This study investigates different confirmation methods employed by the Baxter robot for deictic gestures in Human-Robot Interaction (HRI). Motivated by the need to enhance user experience, we explore the impact of various confirmation modalities on the retrieval of a pointed object.
In Human-Computer Interaction, certain scenarios necessitate confirming computer actions. For instance, using Homepod to instruct Siri to control a humidifier may lack feedback, leading to potential misinterpretations. To enhance user experience, we explore if incorporating diverse confirmation methods can mitigate variability and improve user interaction. This study investigates the impact of robot confirmation methods on user experience while the Baxter robot retrieves a designated object.
We designed an experiment and analyzed the data to learn how different confirmation methods in HRI with gestures impact the user experience in terms of likability, animacy, etc. We proved that different kinds of confirmation methods play an important role in HRI, and we also found out which kind of confirmation method that participants have the best user experience with.
Most of the existing studies focus on improving the technical aspects of dynamic hand gesture recognition, hand pose estimation, eye tracking, and object recognition, along with task completion accuracy to enhance HRI. One previous study involving deictic gestures in a Pick-and-Place task showed that any kind of confirmation gestures and methods improves task completion accuracy and efficiency, as well as user experience. However, this study only utilized a visual confirmation method by showing the image of the object to the participants.
There are other studies that focus on the communication aspects of HRI. These studies have examined the impact of visual, auditory, tactile, and other non-verbal cues to improve human-robot communication. However, they lack experimental results regarding the differences in user experience.
The proposed study explores which robot confirmation methods are preferred by users. The main goal of this exploration is to improve user experience by analyzing likability, anthropomorphism, animacy, perceived intelligence, and safety of the different confirmation methods. For this purpose, we used four different methods:
- Visual Confirmation Method: The image of the pointed object is shown to the participant on the screen of the robot.

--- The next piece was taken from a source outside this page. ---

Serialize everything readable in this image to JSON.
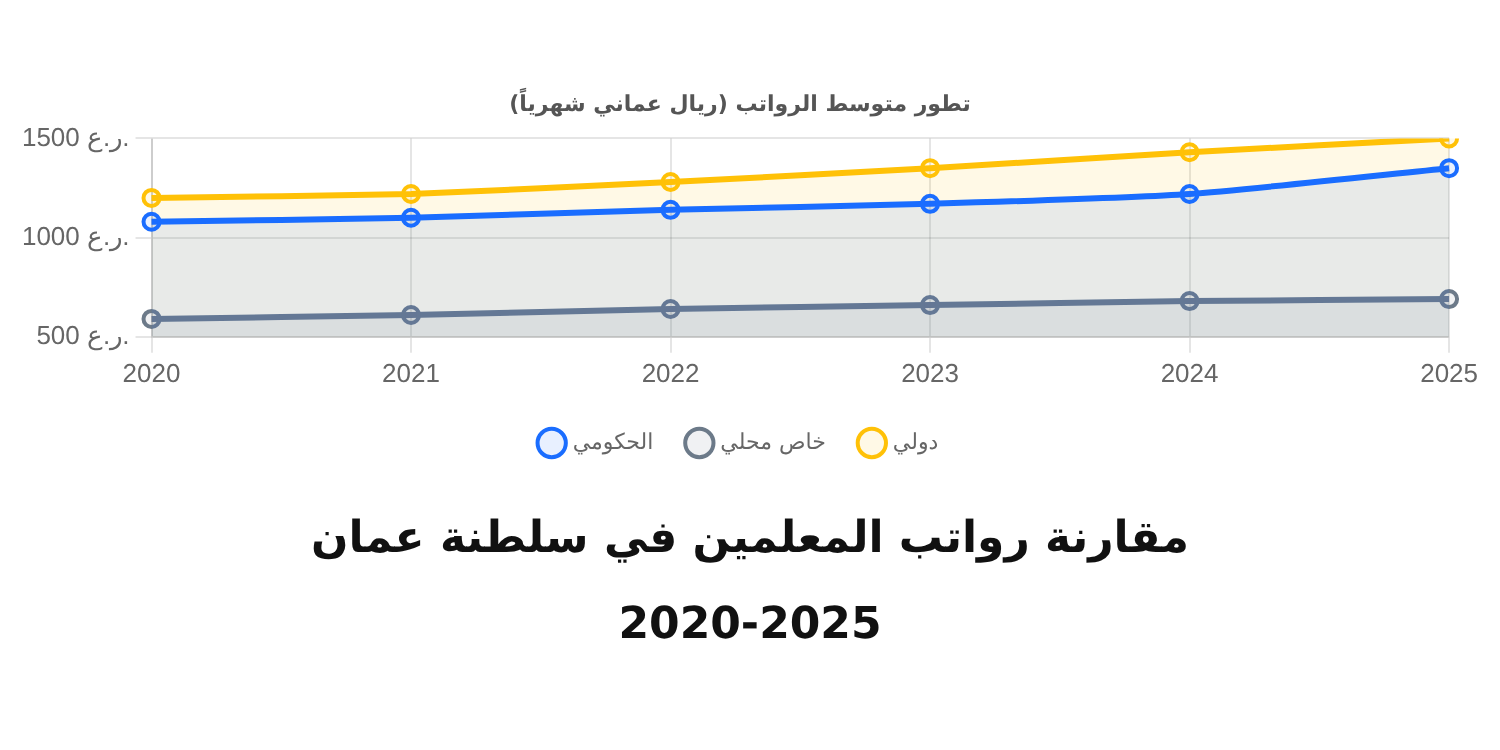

- Verbal Confirmation Method: The robot verbally asks participants the color of the object.
- Body Movement Confirmation Method: The robot uses its arm to confirm the pointed object by moving its arm towards the pointed object and opening and closing its gripper.
- No Confirmation Method (Baseline Method): The robot does not use any confirmation method.

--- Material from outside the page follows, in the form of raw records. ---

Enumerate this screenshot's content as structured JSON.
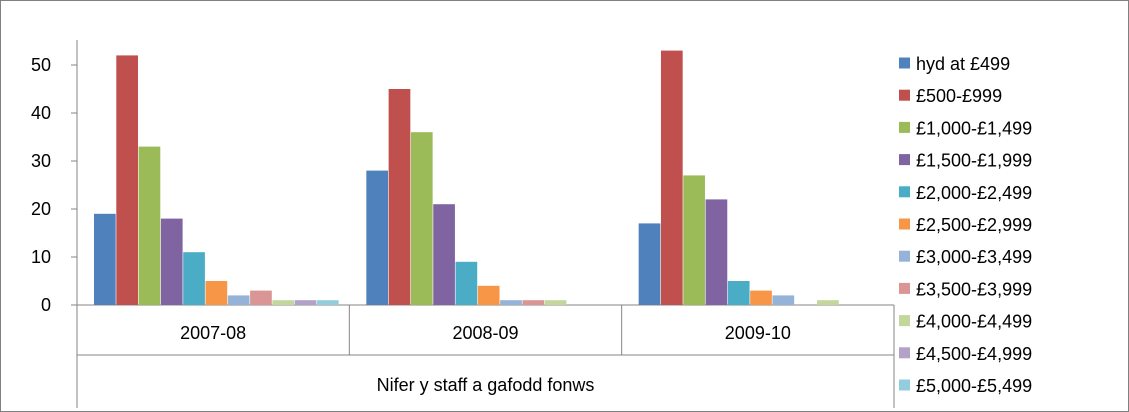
{
  "chart_data": {
    "type": "bar",
    "categories": [
      "2007-08",
      "2008-09",
      "2009-10"
    ],
    "xlabel": "Nifer y staff a gafodd fonws",
    "ylabel": "",
    "ylim": [
      0,
      55
    ],
    "yticks": [
      0,
      10,
      20,
      30,
      40,
      50
    ],
    "legend_position": "right",
    "grid": false,
    "series": [
      {
        "name": "hyd at £499",
        "color": "#4F81BD",
        "values": [
          19,
          28,
          17
        ]
      },
      {
        "name": "£500-£999",
        "color": "#C0504D",
        "values": [
          52,
          45,
          53
        ]
      },
      {
        "name": "£1,000-£1,499",
        "color": "#9BBB59",
        "values": [
          33,
          36,
          27
        ]
      },
      {
        "name": "£1,500-£1,999",
        "color": "#8064A2",
        "values": [
          18,
          21,
          22
        ]
      },
      {
        "name": "£2,000-£2,499",
        "color": "#4BACC6",
        "values": [
          11,
          9,
          5
        ]
      },
      {
        "name": "£2,500-£2,999",
        "color": "#F79646",
        "values": [
          5,
          4,
          3
        ]
      },
      {
        "name": "£3,000-£3,499",
        "color": "#95B3D7",
        "values": [
          2,
          1,
          2
        ]
      },
      {
        "name": "£3,500-£3,999",
        "color": "#D99694",
        "values": [
          3,
          1,
          0
        ]
      },
      {
        "name": "£4,000-£4,499",
        "color": "#C3D69B",
        "values": [
          1,
          1,
          1
        ]
      },
      {
        "name": "£4,500-£4,999",
        "color": "#B2A2C7",
        "values": [
          1,
          0,
          0
        ]
      },
      {
        "name": "£5,000-£5,499",
        "color": "#93CDDD",
        "values": [
          1,
          0,
          0
        ]
      }
    ]
  }
}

We investigate the following exploratory experimental question: “How do the different confirmation methods of the robot (visual, verbal, body movement, or no confirmation) affect the user experience during the retrieval of the pointed object?”. We expect to find a significant difference in user experience when the robot employs different confirmation methods during the retrieval of a pointed object using a deictic hand gesture (Hypothesis 1).
During the experiment, we deceived participants by stating that the robot could detect their deictic hand gestures to perceive the pointed object. However, we controlled the robot using the Robot Operating System (ROS) terminal by running previously decided commands. We located the experimenter in front of the computer in a way that they could see the pointed object by the participant, allowing them to run the corresponding command based on the pointed object.
For the visual confirmation method, we displayed three different colored cube (red, blue, and green) images on the screen of the robot by running the corresponding ROS command.
For the verbal confirmation method, we placed an unseen JBL speaker behind the robot. We connected one of the experimenters’ phones to the JBL speaker to play three different audio clips for three different colored cubes according to the color of the pointed object.
For the body movement confirmation method and handing over the object, we first fixed the positions of the cubes on the table. After that, we saved three different arm routines by controlling the arm from our keyboard. Every time a participant points to one of the cubes, we replayed the corresponding arm routine for that cube.
The findings from this study aim to improve Human-Robot Interaction by identifying effective confirmation methods that enhance user experience during the retrieval of objects by robots.